У Гунноры сжалось горло. Тор был жестоким и сильным богом, но хорошим отцом. Вальрам тоже приложил бы все усилия, чтобы защитить своих дочерей, он не допустил бы, чтобы Сейнфреда вышла замуж за Замо или чтобы Гуннора отдалась Ричарду. Но Вальрам был мертв… убит христианами. Христианами, среди которых теперь жили его дочери. Христианами, которых его девочки не могли ненавидеть, ведь те так хорошо к ним относились.

Гунноре захотелось вновь повстречать Альруну, почувствовать ее враждебность, отплатить той же монетой. Но она виделась лишь с матерью Альруны, а та оказалась женщиной доброй, а главное, очень умной.

Наверное, она заметила, что Вивее нравятся украшения: однажды Матильда позвала девочку с собой.

— Я могу показать тебе, где в Руане делают такие украшения.

— Она останется со мной, — отрезала Гуннора.

— Тогда давай и ты пойдешь со мной, — предложила Матильда. — Наверняка тебе хочется выйти из дома. Ты не похожа на человека, которому хорошо в четырех стенах. Прогуляйся со мной, поможешь мне сделать покупки. Я уверена, ты не пожалеешь.

«Как сохранить свою отгороженность от мира, если кто-то видит в тебе тоску по лесу, видит, как тяжело тебе мириться с бездельем?» Гуннора презирала себя за то, что ее так легко подкупить, но согласилась.
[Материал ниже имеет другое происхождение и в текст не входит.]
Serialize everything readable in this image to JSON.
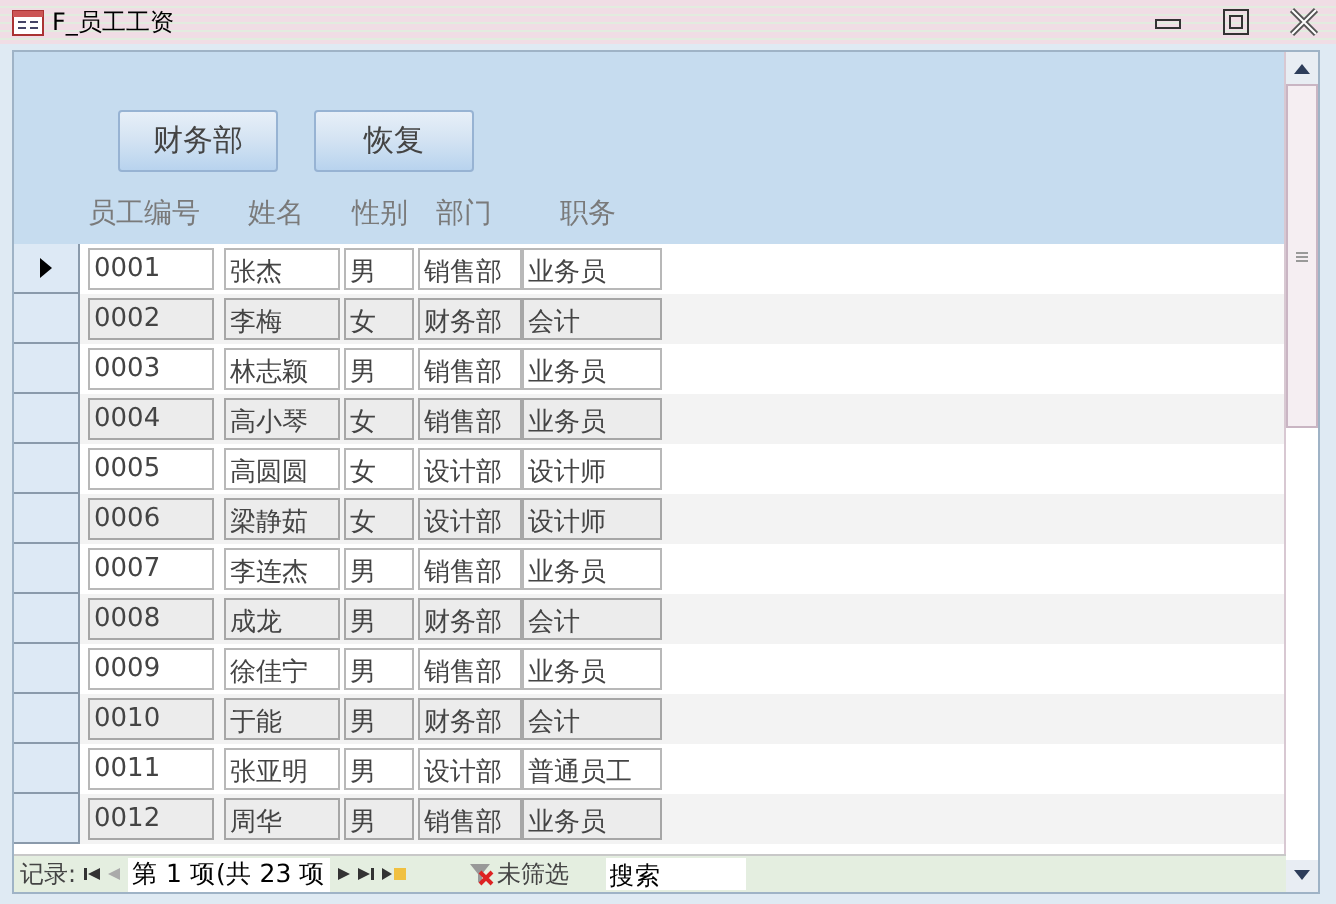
{
  "window": {
    "title": "F_员工工资"
  },
  "buttons": [
    "财务部",
    "恢复"
  ],
  "columns": [
    "员工编号",
    "姓名",
    "性别",
    "部门",
    "职务"
  ],
  "rows": [
    {
      "current": true,
      "cells": [
        "0001",
        "张杰",
        "男",
        "销售部",
        "业务员"
      ]
    },
    {
      "current": false,
      "cells": [
        "0002",
        "李梅",
        "女",
        "财务部",
        "会计"
      ]
    },
    {
      "current": false,
      "cells": [
        "0003",
        "林志颖",
        "男",
        "销售部",
        "业务员"
      ]
    },
    {
      "current": false,
      "cells": [
        "0004",
        "高小琴",
        "女",
        "销售部",
        "业务员"
      ]
    },
    {
      "current": false,
      "cells": [
        "0005",
        "高圆圆",
        "女",
        "设计部",
        "设计师"
      ]
    },
    {
      "current": false,
      "cells": [
        "0006",
        "梁静茹",
        "女",
        "设计部",
        "设计师"
      ]
    },
    {
      "current": false,
      "cells": [
        "0007",
        "李连杰",
        "男",
        "销售部",
        "业务员"
      ]
    },
    {
      "current": false,
      "cells": [
        "0008",
        "成龙",
        "男",
        "财务部",
        "会计"
      ]
    },
    {
      "current": false,
      "cells": [
        "0009",
        "徐佳宁",
        "男",
        "销售部",
        "业务员"
      ]
    },
    {
      "current": false,
      "cells": [
        "0010",
        "于能",
        "男",
        "财务部",
        "会计"
      ]
    },
    {
      "current": false,
      "cells": [
        "0011",
        "张亚明",
        "男",
        "设计部",
        "普通员工"
      ]
    },
    {
      "current": false,
      "cells": [
        "0012",
        "周华",
        "男",
        "销售部",
        "业务员"
      ]
    }
  ],
  "navigation": {
    "label": "记录:",
    "position": "第 1 项(共 23 项",
    "filter": "未筛选",
    "search": {
      "placeholder": "搜索"
    }
  }
}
Она подставила лицо под лучи солнца, чувствуя прилив сил. Шум во дворе уже не пугал ее, как в день прибытия, и девушка решила не отстраняться от него, а постараться подметить все детали. Она уже знала, что крепость состоит из множества сооружений, главные из которых построены из камня — башня, дворец, часовня. Но были в пределах крепостных стен и деревянные дома, укрепленные глиной, хворостом и соломой. Там жили рыцари, слуги и писари.

— Пойдем!

Матильда направилась к воротам, и Гуннора последовала за ней, крепко держа за руки Вивею и Дювелину. Она уже не помнила, как приехала сюда две недели назад. Привратники не обратили на нее внимания. Сестры цеплялись за ее юбку, особенно когда они вышли на улицы города, где было полно людей. Невзирая на толкотню, многие узнавали Матильду и уступали ей дорогу.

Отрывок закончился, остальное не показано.